Dobby Shedding Mechanism | Classification of Dobby Shedding

What is Dobby Shedding in Weaving?

In the textile weaving industry, dobby is a shedding device that is placed on the top of a weaving loom to produce figure patterns by using a huge number of healds than the capacity of a tappet shedding. Dobby is a mechanism that is attached to a weaving loom to control the movements of heald shafts.

Scope of Dobby Shedding in Textile:

In the weaving sector, the scope of dobby shedding is limited between the uses of jacquard wards and tappets. When the number of shafts to be controlled or the picks to a repeat of the design is beyond the range of a tappet shedding but is at the same time too small to be economically produced by jacquard, this dobby shedding mechanism issued. The total number of heald shafts that can be actuated by dobby varies between 6 and 40.

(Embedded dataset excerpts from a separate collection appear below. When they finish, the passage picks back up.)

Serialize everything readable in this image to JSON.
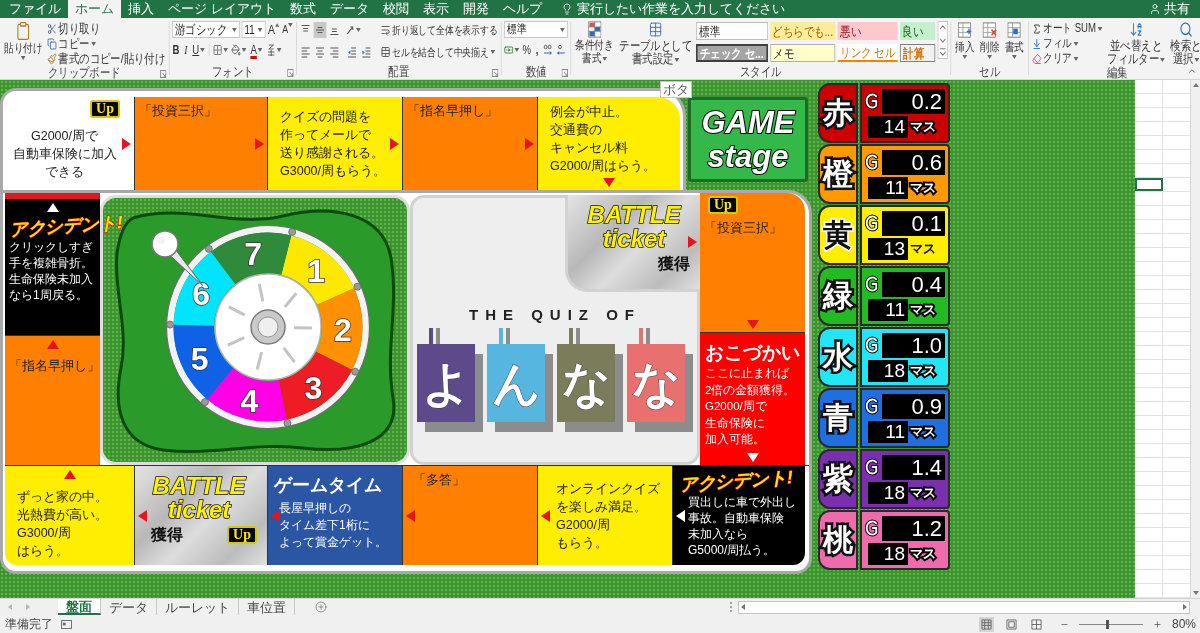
{
  "menu_bar": {
    "tabs": [
      {
        "label": "ファイル",
        "selected": false
      },
      {
        "label": "ホーム",
        "selected": true
      },
      {
        "label": "挿入",
        "selected": false
      },
      {
        "label": "ページ レイアウト",
        "selected": false
      },
      {
        "label": "数式",
        "selected": false
      },
      {
        "label": "データ",
        "selected": false
      },
      {
        "label": "校閲",
        "selected": false
      },
      {
        "label": "表示",
        "selected": false
      },
      {
        "label": "開発",
        "selected": false
      },
      {
        "label": "ヘルプ",
        "selected": false
      }
    ],
    "search": {
      "placeholder": "実行したい作業を入力してください"
    },
    "share": "共有"
  },
  "ribbon": {
    "clipboard": {
      "label": "クリップボード",
      "paste": "貼り付け",
      "cut": "切り取り",
      "copy": "コピー",
      "format_painter": "書式のコピー/貼り付け"
    },
    "font": {
      "label": "フォント",
      "font_name": "游ゴシック",
      "font_size": "11",
      "grow": "A",
      "shrink": "A",
      "bold": "B",
      "italic": "I",
      "underline": "U",
      "font_color": "A"
    },
    "alignment": {
      "label": "配置",
      "vertical": [
        {
          "kind": "top",
          "selected": false
        },
        {
          "kind": "middle",
          "selected": true
        },
        {
          "kind": "bottom",
          "selected": false
        }
      ],
      "wrap_text": "折り返して全体を表示する",
      "merge_center": "セルを結合して中央揃え"
    },
    "number": {
      "label": "数値",
      "format": "標準",
      "percent": "%",
      "comma": ","
    },
    "styles": {
      "label": "スタイル",
      "conditional_formatting": [
        "条件付き",
        "書式"
      ],
      "format_as_table": [
        "テーブルとして",
        "書式設定"
      ],
      "gallery": [
        {
          "label": "標準",
          "kind": "normal"
        },
        {
          "label": "どちらでも...",
          "kind": "neutral"
        },
        {
          "label": "悪い",
          "kind": "bad"
        },
        {
          "label": "良い",
          "kind": "good"
        },
        {
          "label": "チェック セ...",
          "kind": "check"
        },
        {
          "label": "メモ",
          "kind": "note"
        },
        {
          "label": "リンク セル",
          "kind": "linked"
        },
        {
          "label": "計算",
          "kind": "calculation"
        }
      ]
    },
    "cells": {
      "label": "セル",
      "buttons": [
        {
          "label": "挿入",
          "kind": "insert"
        },
        {
          "label": "削除",
          "kind": "delete"
        },
        {
          "label": "書式",
          "kind": "format"
        }
      ]
    },
    "editing": {
      "label": "編集",
      "autosum": "オート SUM",
      "fill": "フィル",
      "clear": "クリア",
      "sort_filter": [
        "並べ替えと",
        "フィルター"
      ],
      "find_select": [
        "検索と",
        "選択"
      ]
    }
  },
  "board": {
    "tag": "ボタ",
    "game_logo": [
      "GAME",
      "stage"
    ],
    "top_row": [
      {
        "kind": "plain",
        "color": "#ffffff",
        "badge": "Up",
        "lines": [
          "G2000/周で",
          "自動車保険に加入",
          "できる"
        ],
        "arrow": {
          "kind": "right"
        }
      },
      {
        "kind": "plain",
        "color": "#ff8000",
        "title": "「投資三択」",
        "arrow": {
          "kind": "right"
        }
      },
      {
        "kind": "plain",
        "color": "#ffee00",
        "lines": [
          "クイズの問題を",
          "作ってメールで",
          "送り感謝される。",
          "G3000/周もらう。"
        ],
        "arrow": {
          "kind": "right"
        }
      },
      {
        "kind": "plain",
        "color": "#ff8000",
        "title": "「指名早押し」",
        "arrow": {
          "kind": "right"
        }
      },
      {
        "kind": "plain",
        "color": "#ffee00",
        "lines": [
          "例会が中止。",
          "交通費の",
          "キャンセル料",
          "G2000/周はらう。"
        ],
        "arrow": {
          "kind": "down"
        }
      }
    ],
    "left_column": [
      {
        "kind": "accident",
        "color": "#000000",
        "heading": "アクシデント!",
        "lines": [
          "クリックしすぎ",
          "手を複雑骨折。",
          "生命保険未加入",
          "なら1周戻る。"
        ],
        "arrow": {
          "kind": "up"
        }
      },
      {
        "kind": "plain",
        "color": "#ff8000",
        "title": "「指名早押し」",
        "arrow": {
          "kind": "up"
        }
      }
    ],
    "battle_notch": {
      "kind": "battle",
      "title": [
        "BATTLE",
        "ticket"
      ],
      "gain": "獲得",
      "arrow": {
        "kind": "right"
      }
    },
    "right_column": [
      {
        "kind": "plain",
        "color": "#ff8000",
        "badge": "Up",
        "title": "「投資三択」",
        "arrow": {
          "kind": "down"
        }
      },
      {
        "kind": "allowance",
        "color": "#ff0000",
        "heading": "おこづかい",
        "lines": [
          "ここに止まれば",
          "2倍の金額獲得。",
          "G2000/周で",
          "生命保険に",
          "加入可能。"
        ],
        "arrow": {
          "kind": "down"
        }
      }
    ],
    "bottom_row": [
      {
        "kind": "plain",
        "color": "#ffee00",
        "lines": [
          "ずっと家の中。",
          "光熱費が高い。",
          "G3000/周",
          "はらう。"
        ],
        "arrow": {
          "kind": "up"
        }
      },
      {
        "kind": "battle",
        "title": [
          "BATTLE",
          "ticket"
        ],
        "gain": "獲得",
        "badge": "Up",
        "arrow": {
          "kind": "left"
        }
      },
      {
        "kind": "gametime",
        "color": "#2b56a3",
        "heading": "ゲームタイム",
        "lines": [
          "長屋早押しの",
          "タイム差下1桁に",
          "よって賞金ゲット。"
        ],
        "arrow": {
          "kind": "left"
        }
      },
      {
        "kind": "plain",
        "color": "#ff8000",
        "title": "「多答」",
        "arrow": {
          "kind": "left"
        }
      },
      {
        "kind": "plain",
        "color": "#ffee00",
        "lines": [
          "オンラインクイズ",
          "を楽しみ満足。",
          "G2000/周",
          "もらう。"
        ],
        "arrow": {
          "kind": "left"
        }
      },
      {
        "kind": "accident",
        "color": "#000000",
        "heading": "アクシデント!",
        "lines": [
          "買出しに車で外出し",
          "事故。自動車保険",
          "未加入なら",
          "G5000/周払う。"
        ],
        "arrow": {
          "kind": "left"
        }
      }
    ],
    "roulette": {
      "segments": [
        {
          "label": "1",
          "color": "#ffe800"
        },
        {
          "label": "2",
          "color": "#ff9000"
        },
        {
          "label": "3",
          "color": "#ee1c25"
        },
        {
          "label": "4",
          "color": "#ff00e6"
        },
        {
          "label": "5",
          "color": "#0f62e8"
        },
        {
          "label": "6",
          "color": "#00e4ff"
        },
        {
          "label": "7",
          "color": "#2f8a3c"
        }
      ]
    },
    "quiz_logo": {
      "caption": "THE QUIZ OF",
      "tiles": [
        {
          "char": "よ",
          "color": "#5d4a8a"
        },
        {
          "char": "ん",
          "color": "#56b6e0"
        },
        {
          "char": "な",
          "color": "#7a7c5a"
        },
        {
          "char": "な",
          "color": "#e8716f"
        }
      ]
    }
  },
  "players": [
    {
      "name": "赤",
      "color": "#cc0000",
      "value": "0.2",
      "squares": "14",
      "unit": "マス"
    },
    {
      "name": "橙",
      "color": "#ff9900",
      "value": "0.6",
      "squares": "11",
      "unit": "マス"
    },
    {
      "name": "黄",
      "color": "#ffee00",
      "value": "0.1",
      "squares": "13",
      "unit": "マス"
    },
    {
      "name": "緑",
      "color": "#22bb22",
      "value": "0.4",
      "squares": "11",
      "unit": "マス"
    },
    {
      "name": "水",
      "color": "#22e5f5",
      "value": "1.0",
      "squares": "18",
      "unit": "マス"
    },
    {
      "name": "青",
      "color": "#1f6fe0",
      "value": "0.9",
      "squares": "11",
      "unit": "マス"
    },
    {
      "name": "紫",
      "color": "#7b2fae",
      "value": "1.4",
      "squares": "18",
      "unit": "マス"
    },
    {
      "name": "桃",
      "color": "#f06aae",
      "value": "1.2",
      "squares": "18",
      "unit": "マス"
    }
  ],
  "sheet_grid": {
    "rows": [
      {
        "selected": false
      },
      {
        "selected": false
      },
      {
        "selected": false
      },
      {
        "selected": false
      },
      {
        "selected": false
      },
      {
        "selected": false
      },
      {
        "selected": false
      },
      {
        "selected": true
      },
      {
        "selected": false
      },
      {
        "selected": false
      },
      {
        "selected": false
      },
      {
        "selected": false
      },
      {
        "selected": false
      },
      {
        "selected": false
      },
      {
        "selected": false
      },
      {
        "selected": false
      },
      {
        "selected": false
      },
      {
        "selected": false
      },
      {
        "selected": false
      },
      {
        "selected": false
      },
      {
        "selected": false
      },
      {
        "selected": false
      },
      {
        "selected": false
      },
      {
        "selected": false
      },
      {
        "selected": false
      },
      {
        "selected": false
      },
      {
        "selected": false
      },
      {
        "selected": false
      },
      {
        "selected": false
      },
      {
        "selected": false
      },
      {
        "selected": false
      },
      {
        "selected": false
      },
      {
        "selected": false
      },
      {
        "selected": false
      },
      {
        "selected": false
      },
      {
        "selected": false
      },
      {
        "selected": false
      }
    ]
  },
  "sheet_tabs": [
    {
      "label": "盤面",
      "selected": true
    },
    {
      "label": "データ",
      "selected": false
    },
    {
      "label": "ルーレット",
      "selected": false
    },
    {
      "label": "車位置",
      "selected": false
    }
  ],
  "status_bar": {
    "status": "準備完了",
    "views": [
      {
        "kind": "normal",
        "selected": true
      },
      {
        "kind": "page_layout",
        "selected": false
      },
      {
        "kind": "page_break",
        "selected": false
      }
    ],
    "zoom": {
      "level": 0.45,
      "reading": "80%"
    }
  }
}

Types of Dobby Shedding in Textile Weaving:

Dobby shedding is classified into below types:

1. According to the figuring capacity:
12, 13, 14, 15, 16, 17, 18, ……………, 36

2. According to the position of dobby with loom:  
  • Vertical loom,
  • Horizontal loom.

3. According to lift:

  • Single acting or single lift,
  • Double acting or double lift.

4. According to the driving of heald shaft:

  • Positive,
  • Negative.

5. According to the type of shed:

  • Open shed,
  • Bottom close shed,
  • Semi-open shed.

6. According to no jack lever:

  • Single
  • Double.

7. Source of control:

  • Mechanical dobby,
  • Electric dobby.

8. Broadly:

  • Ordinary dobby,
  • Special dobby.
Dobby Shedding Mechanism (Negative Dobby):

When the connecting rod moves up and down and T-lever gives outward and inward movement. According to fabric design, when the peg comes in contact with the feeder, then the right portion of the feeler is raised and the left portion is lowered. Hooks are lowered as hooks are supported with a feeler.

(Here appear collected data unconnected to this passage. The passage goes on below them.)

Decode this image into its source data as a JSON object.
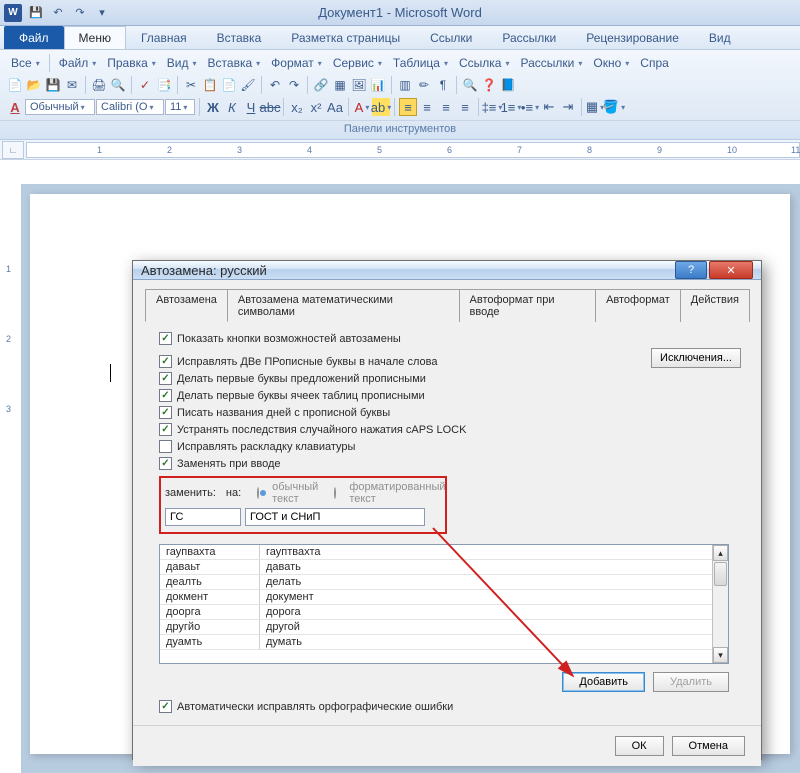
{
  "title": "Документ1 - Microsoft Word",
  "qat": {
    "word": "W"
  },
  "tabs": {
    "file": "Файл",
    "menu": "Меню",
    "home": "Главная",
    "insert": "Вставка",
    "layout": "Разметка страницы",
    "refs": "Ссылки",
    "mailings": "Рассылки",
    "review": "Рецензирование",
    "view": "Вид"
  },
  "menubar": {
    "all": "Все",
    "file": "Файл",
    "edit": "Правка",
    "view": "Вид",
    "insert": "Вставка",
    "format": "Формат",
    "service": "Сервис",
    "table": "Таблица",
    "link": "Ссылка",
    "mailings": "Рассылки",
    "window": "Окно",
    "help": "Спра"
  },
  "fmt": {
    "style_icon": "A",
    "style": "Обычный",
    "font": "Calibri (О",
    "size": "11"
  },
  "toolbar_caption": "Панели инструментов",
  "ruler": [
    "1",
    "2",
    "3",
    "4",
    "5",
    "6",
    "7",
    "8",
    "9",
    "10",
    "11"
  ],
  "vruler": [
    "1",
    "2",
    "3"
  ],
  "dialog": {
    "title": "Автозамена: русский",
    "tabs": {
      "t1": "Автозамена",
      "t2": "Автозамена математическими символами",
      "t3": "Автоформат при вводе",
      "t4": "Автоформат",
      "t5": "Действия"
    },
    "chk": {
      "show_btn": "Показать кнопки возможностей автозамены",
      "two_caps": "Исправлять ДВе ПРописные буквы в начале слова",
      "sentence": "Делать первые буквы предложений прописными",
      "cells": "Делать первые буквы ячеек таблиц прописными",
      "days": "Писать названия дней с прописной буквы",
      "capslock": "Устранять последствия случайного нажатия cAPS LOCK",
      "keyboard": "Исправлять раскладку клавиатуры",
      "replace": "Заменять при вводе",
      "auto_spell": "Автоматически исправлять орфографические ошибки"
    },
    "exceptions": "Исключения...",
    "replace_lbl": "заменить:",
    "with_lbl": "на:",
    "radio_plain": "обычный текст",
    "radio_fmt": "форматированный текст",
    "inp_from": "ГС",
    "inp_to": "ГОСТ и СНиП",
    "list": [
      {
        "from": "гаупвахта",
        "to": "гауптвахта"
      },
      {
        "from": "даваьт",
        "to": "давать"
      },
      {
        "from": "деалть",
        "to": "делать"
      },
      {
        "from": "докмент",
        "to": "документ"
      },
      {
        "from": "доорга",
        "to": "дорога"
      },
      {
        "from": "другйо",
        "to": "другой"
      },
      {
        "from": "дуамть",
        "to": "думать"
      }
    ],
    "btn_add": "Добавить",
    "btn_del": "Удалить",
    "btn_ok": "ОК",
    "btn_cancel": "Отмена"
  }
}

Negative dobby shedding mechanism in textile
Fig: Negative dobby shedding mechanism in textile

When the left end of the feeler is lowered then the upper hook came in contact with the upper knife. In this state, when connecting rod moves down, the upper portion of T-leavers gives outward movement. As a result, the upper portion of the S-lever, balk lever also moves to the right side. Thus a pull creates on the timber lever and link.

As the outside and inside jack lever joined with the timber lever and link, the lever moves up at the same time. Hence, the heald shaft rose.

Similarly, when the left end of the feeler is lowered then the lower hook comes in contact with the lower knife. In this case, when connecting rod moves up and the bottom portion of the T-lever moves to the right side. As a result, the bottom portion of the S-lever moves to the right and the same process occurs i.e. the top portion of the balk lever moves to the right. Here, jack levers are moved at the same time.

Hence, the heald shaft again rose. Thus a heald shaft is alternatively rose by the lower knife and upper knife. The shaft will therefore be lowered with the help of a return spring and will remain down for the next pick.

Uses of Dobby Shedding in Textile Industry:

Major uses of dobby shedding in the textile industry have pointed out in the following:

  1. In the cotton industry, a maximum of 24 shafts of dobbies are used. But mostly 16 to 20 shafts are used.
  2. In the worsted industry, dobbies with 36 jacks are in use and many of them are positive in action and suitable for heavy shedding.
  3. The chance of pattern in the fabric, in dobby loom, can be readily done whereas it is laborious and expensive in the case of the tappet.
  4. Dobbies offer better facilities for producing a variety of patterns with more number of healds than that is possible with tappets.
  5. Dobbies is extensively used for weaving twill, sateen, and other simple weaves.